The Phraselator currently does not accept responses — for the obvious reason that, say, Iraqi peasants will have no idea what phrases the machine has been programmed to translate. So the first step to real two-way communication is a machine that will accept and translate a very limited number of responses, such as “yes” and “no” from a respondent. Then, soldiers or doctors can be trained to ask only questions that will elicit those types of answers.
The next level of complexity: training the machine to pick out specific, important words like “doctor” or “danger” spoken by a respondent. That way, something sensible might be communicated, even if full translation can’t be achieved.

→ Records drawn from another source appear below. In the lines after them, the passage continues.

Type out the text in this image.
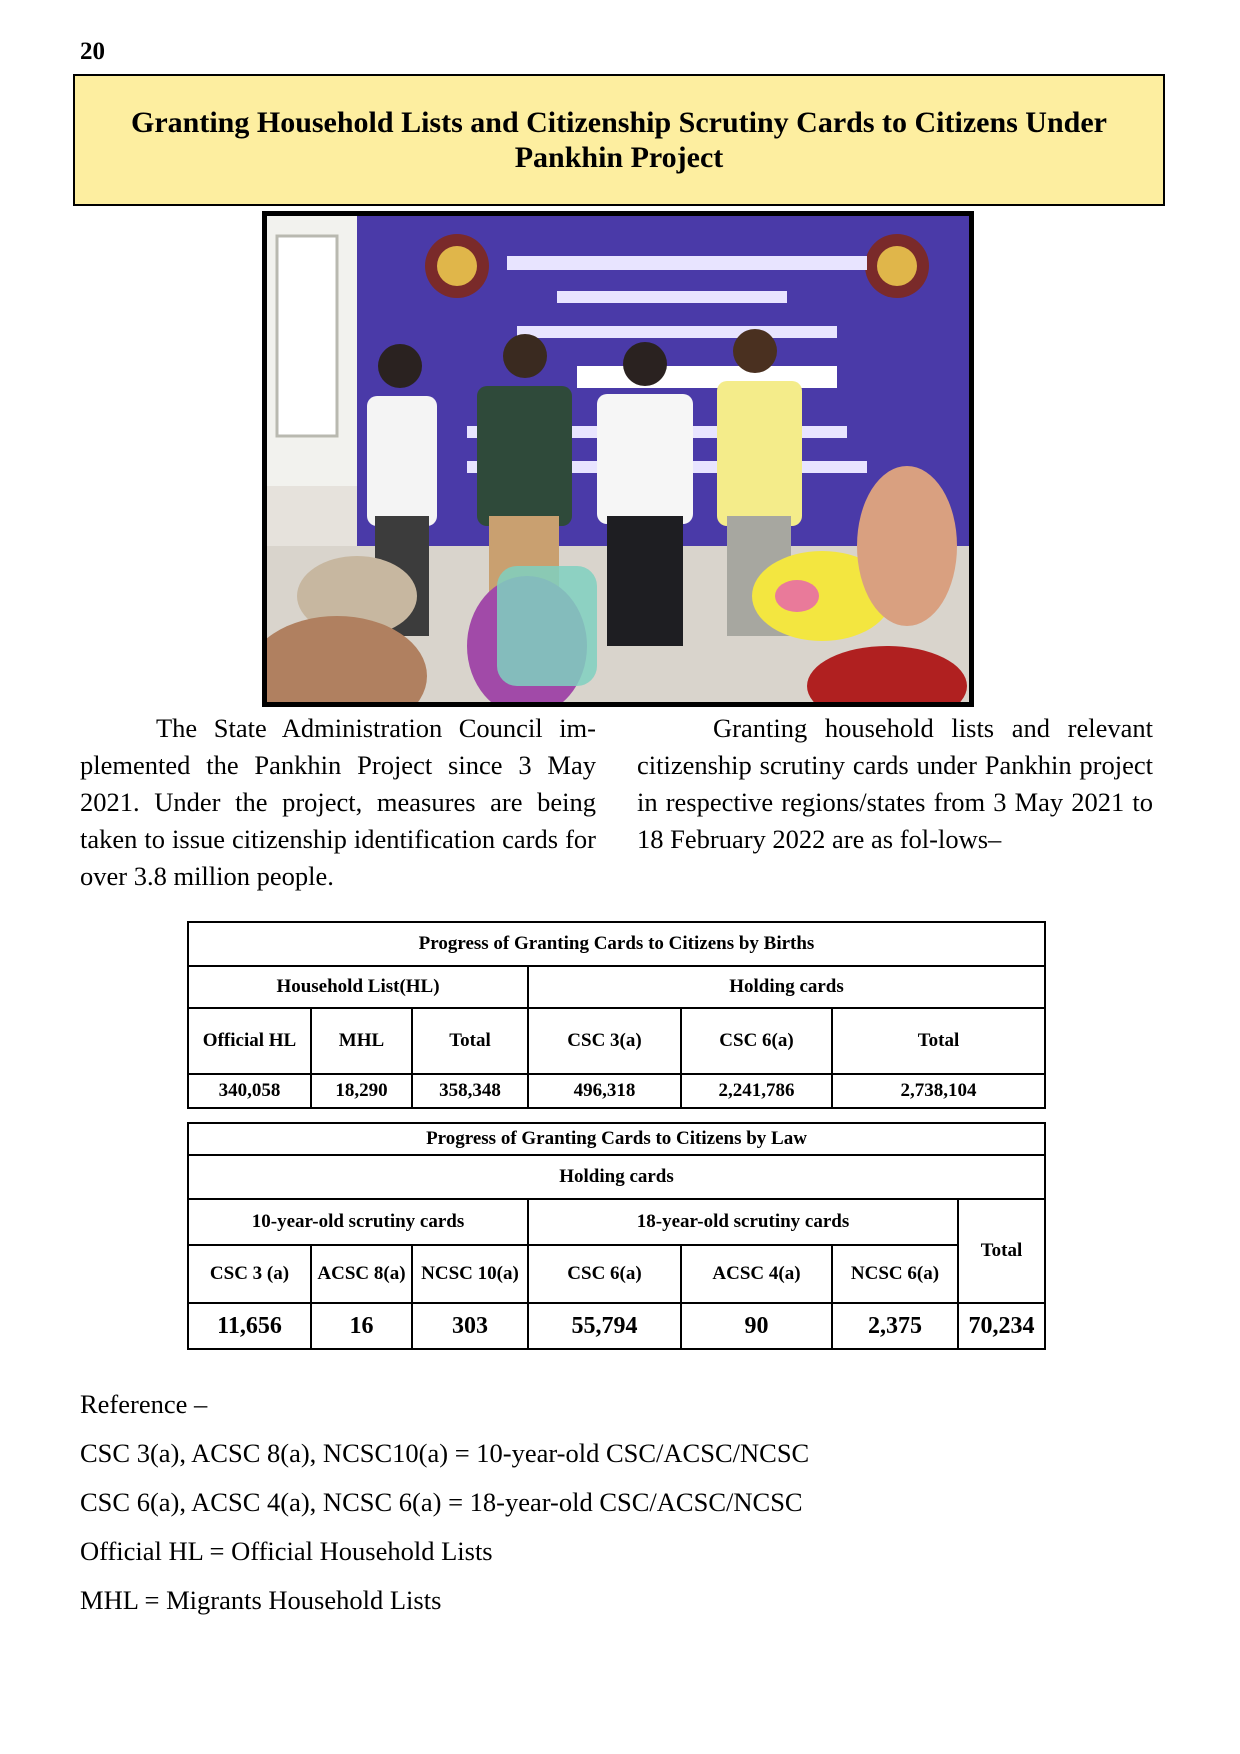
20
Granting Household Lists and Citizenship Scrutiny Cards to Citizens Under Pankhin Project

The State Administration Council im-plemented the Pankhin Project since 3 May 2021. Under the project, measures are being taken to issue citizenship identification cards for over 3.8 million people.

Granting household lists and relevant citizenship scrutiny cards under Pankhin project in respective regions/states from 3 May 2021 to 18 February 2022 are as fol-lows–

Progress of Granting Cards to Citizens by Births					
Household List(HL)			Holding cards		
Official HL	MHL	Total	CSC 3(a)	CSC 6(a)	Total
340,058	18,290	358,348	496,318	2,241,786	2,738,104
Progress of Granting Cards to Citizens by Law						
Holding cards						
10-year-old scrutiny cards			18-year-old scrutiny cards			Total
CSC 3 (a)	ACSC 8(a)	NCSC 10(a)	CSC 6(a)	ACSC 4(a)	NCSC 6(a)	
11,656	16	303	55,794	90	2,375	70,234
Reference –
CSC 3(a), ACSC 8(a), NCSC10(a) = 10-year-old CSC/ACSC/NCSC
CSC 6(a), ACSC 4(a), NCSC 6(a) = 18-year-old CSC/ACSC/NCSC
Official HL = Official Household Lists
MHL = Migrants Household Lists
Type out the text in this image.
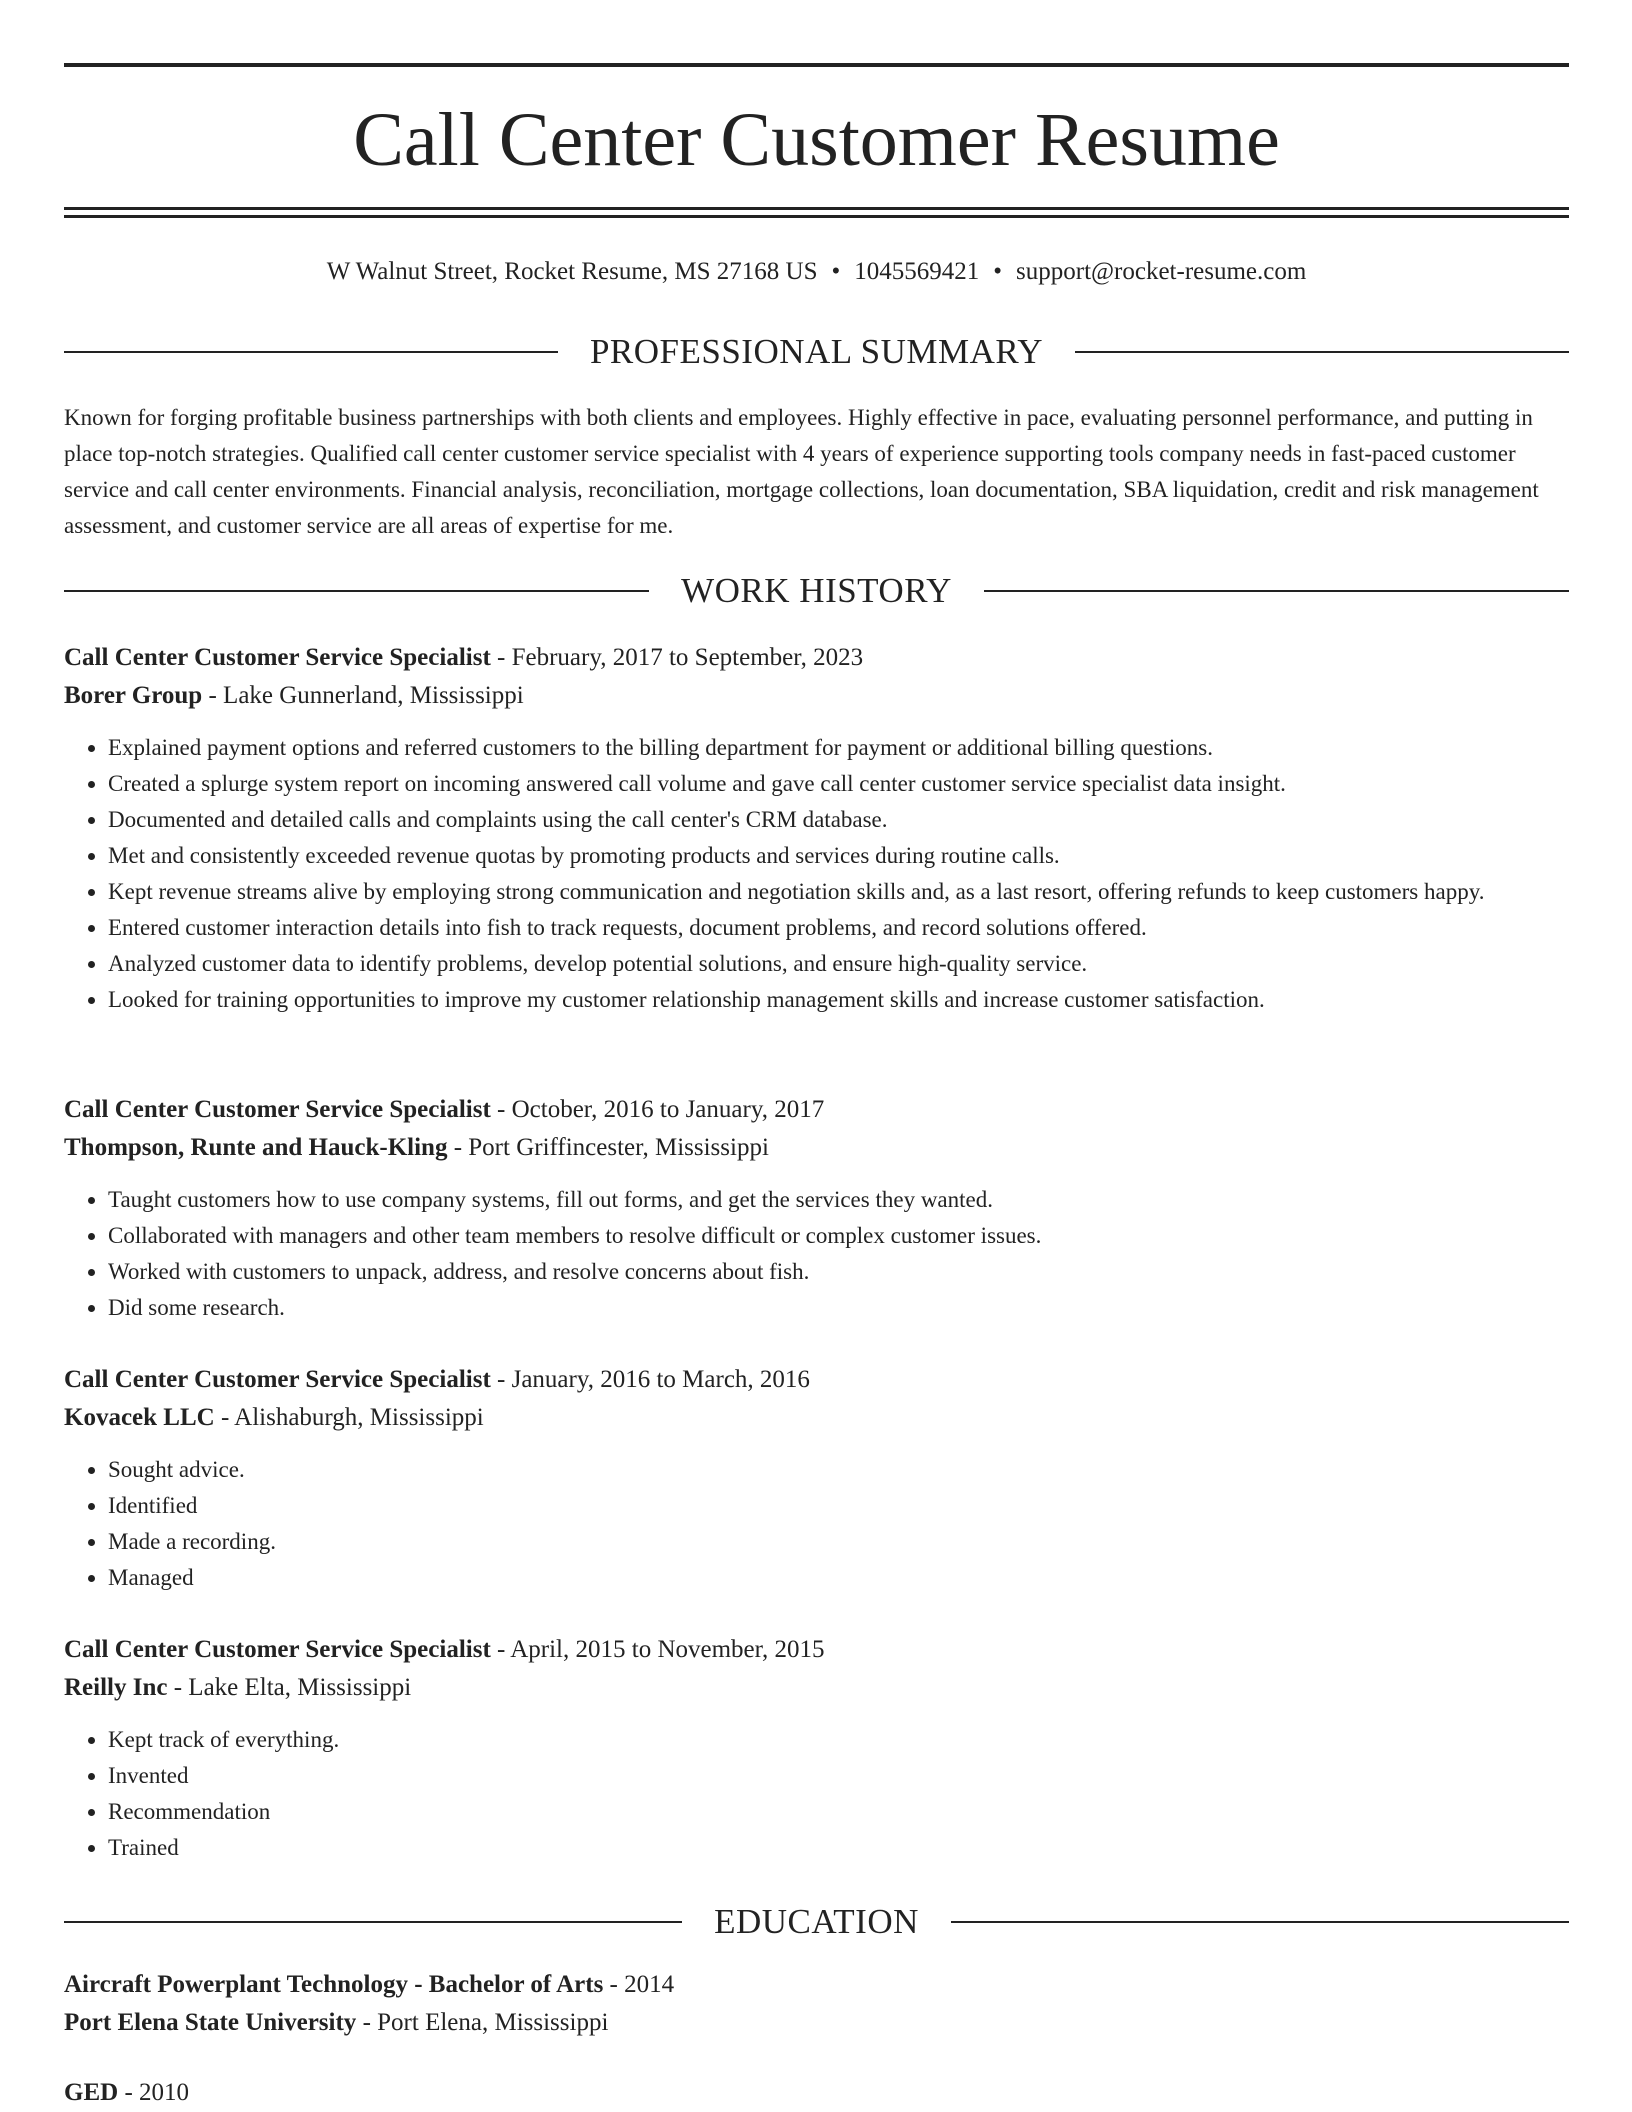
Call Center Customer Resume
W Walnut Street, Rocket Resume, MS 27168 US • 1045569421 • support@rocket-resume.com
PROFESSIONAL SUMMARY

Known for forging profitable business partnerships with both clients and employees. Highly effective in pace, evaluating personnel performance, and putting in place top-notch strategies. Qualified call center customer service specialist with 4 years of experience supporting tools company needs in fast-paced customer service and call center environments. Financial analysis, reconciliation, mortgage collections, loan documentation, SBA liquidation, credit and risk management assessment, and customer service are all areas of expertise for me.

WORK HISTORY
Call Center Customer Service Specialist - February, 2017 to September, 2023
Borer Group - Lake Gunnerland, Mississippi
• Explained payment options and referred customers to the billing department for payment or additional billing questions.
• Created a splurge system report on incoming answered call volume and gave call center customer service specialist data insight.
• Documented and detailed calls and complaints using the call center's CRM database.
• Met and consistently exceeded revenue quotas by promoting products and services during routine calls.
• Kept revenue streams alive by employing strong communication and negotiation skills and, as a last resort, offering refunds to keep customers happy.
• Entered customer interaction details into fish to track requests, document problems, and record solutions offered.
• Analyzed customer data to identify problems, develop potential solutions, and ensure high-quality service.
• Looked for training opportunities to improve my customer relationship management skills and increase customer satisfaction.
Call Center Customer Service Specialist - October, 2016 to January, 2017
Thompson, Runte and Hauck-Kling - Port Griffincester, Mississippi
• Taught customers how to use company systems, fill out forms, and get the services they wanted.
• Collaborated with managers and other team members to resolve difficult or complex customer issues.
• Worked with customers to unpack, address, and resolve concerns about fish.
• Did some research.
Call Center Customer Service Specialist - January, 2016 to March, 2016
Kovacek LLC - Alishaburgh, Mississippi
• Sought advice.
• Identified
• Made a recording.
• Managed
Call Center Customer Service Specialist - April, 2015 to November, 2015
Reilly Inc - Lake Elta, Mississippi
• Kept track of everything.
• Invented
• Recommendation
• Trained
EDUCATION
Aircraft Powerplant Technology - Bachelor of Arts - 2014
Port Elena State University - Port Elena, Mississippi
GED - 2010
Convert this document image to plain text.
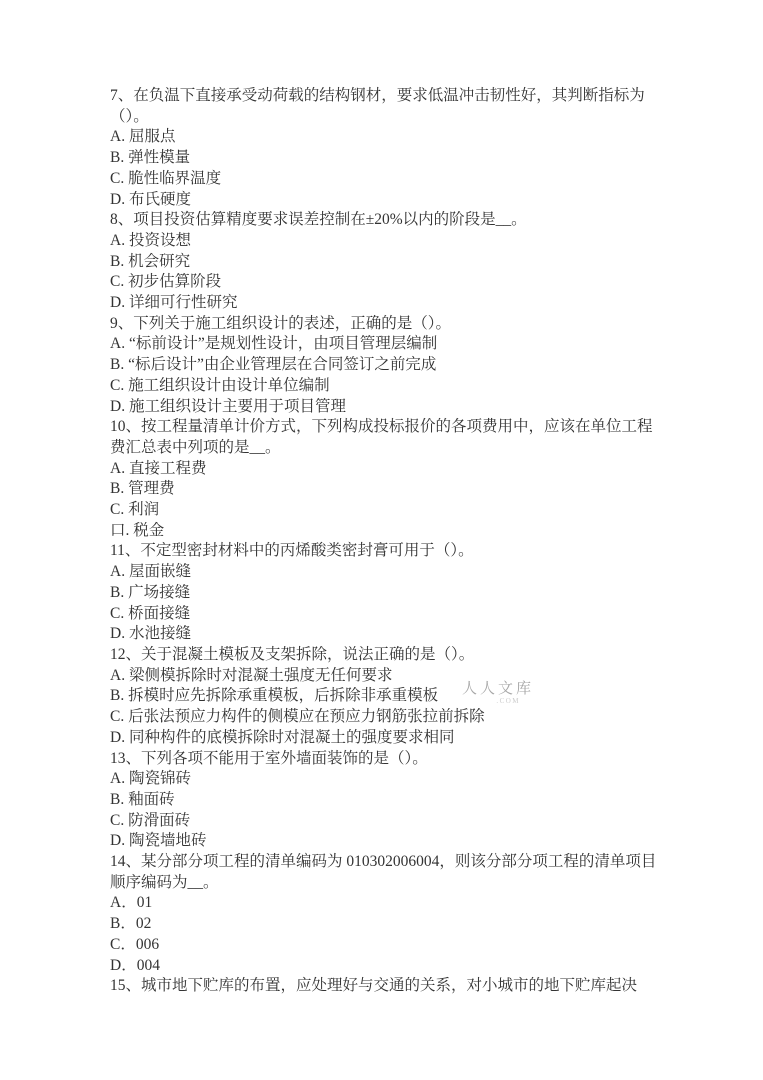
7、在负温下直接承受动荷载的结构钢材，要求低温冲击韧性好，其判断指标为（）。

A. 屈服点

B. 弹性模量

C. 脆性临界温度

D. 布氏硬度

8、项目投资估算精度要求误差控制在±20%以内的阶段是__。

A. 投资设想

B. 机会研究

C. 初步估算阶段

D. 详细可行性研究

9、下列关于施工组织设计的表述，正确的是（）。

A. “标前设计”是规划性设计，由项目管理层编制

B. “标后设计”由企业管理层在合同签订之前完成

C. 施工组织设计由设计单位编制

D. 施工组织设计主要用于项目管理

10、按工程量清单计价方式，下列构成投标报价的各项费用中，应该在单位工程费汇总表中列项的是__。

A. 直接工程费

B. 管理费

C. 利润

口. 税金

11、不定型密封材料中的丙烯酸类密封膏可用于（）。

A. 屋面嵌缝

B. 广场接缝

C. 桥面接缝

D. 水池接缝

12、关于混凝土模板及支架拆除，说法正确的是（）。

A. 梁侧模拆除时对混凝土强度无任何要求

B. 拆模时应先拆除承重模板，后拆除非承重模板

C. 后张法预应力构件的侧模应在预应力钢筋张拉前拆除

D. 同种构件的底模拆除时对混凝土的强度要求相同

13、下列各项不能用于室外墙面装饰的是（）。

A. 陶瓷锦砖

B. 釉面砖

C. 防滑面砖

D. 陶瓷墙地砖

14、某分部分项工程的清单编码为 010302006004，则该分部分项工程的清单项目顺序编码为__。

A．01

B．02

C．006

D．004

15、城市地下贮库的布置，应处理好与交通的关系，对小城市的地下贮库起决

人人文库
.COM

But the real goal of the Babylon project is not just limited phrase translation, but so-called “free input” — two-way translation of actual conversation. “The problem is that free input is still too ambitious for current technology today,” says Franco. “The technology is not powerful enough to allow us to recognize any speech in any domain, because the error would be too high.” Instead, researchers are focusing on free input in a very limited context: such as a doctor communicating with a patient.
At Carnegie Mellon University, a group of computer scientists working with three local Pittsburgh companies, Mobile Technologies, Multi Modal Technologies and Cepstral, last year created a prototype of a device called the “speechlator” that translates medical interviews from English to Egyptian Arabic and back.
The speech-recognition component translates the English to “interlingua,” a computer-readable intermediate language. “That language is a mathematical language almost like a logic,” says Alan Black, a research computer scientist with Carnegie Mellon.
What’s the value of introducing a third language to the equation? It means that instead of solving the problem of translating from English to Spanish, and Spanish to French and French to English, every language can be translated into interlingua. From interlingua, the translation engine generates the Arabic text, then a speech synthesizer vocalizes the Arabic.
Even within the relatively constrained realm of a medical interview, there’s endless variation. “We have to have linguists write rules to describe the variations that exist in the language,” says Black. “Does your X hurt?’” Then, listing all the possible things that X will be.”
The prototype hasn’t been tested yet to see how it might perform in real-world conditions; they’re awaiting more funding from DARPA later this year.
Of course, the usual problems of machine translation aren’t the only challenges for these devices. As any user of desktop voice-recognition software knows, systems can be trained for the vagaries of a specific user’s accent and inflection, improving over time the more it’s used. But battlefield devices need to be largely user-neutral: ready for use by a number of people. The limited memory of a handheld device is also a real barrier when you’re dealing with the variables of actual real conversation.
Although, how much memory does it really take to say “Take me to your weapons of mass destruction”?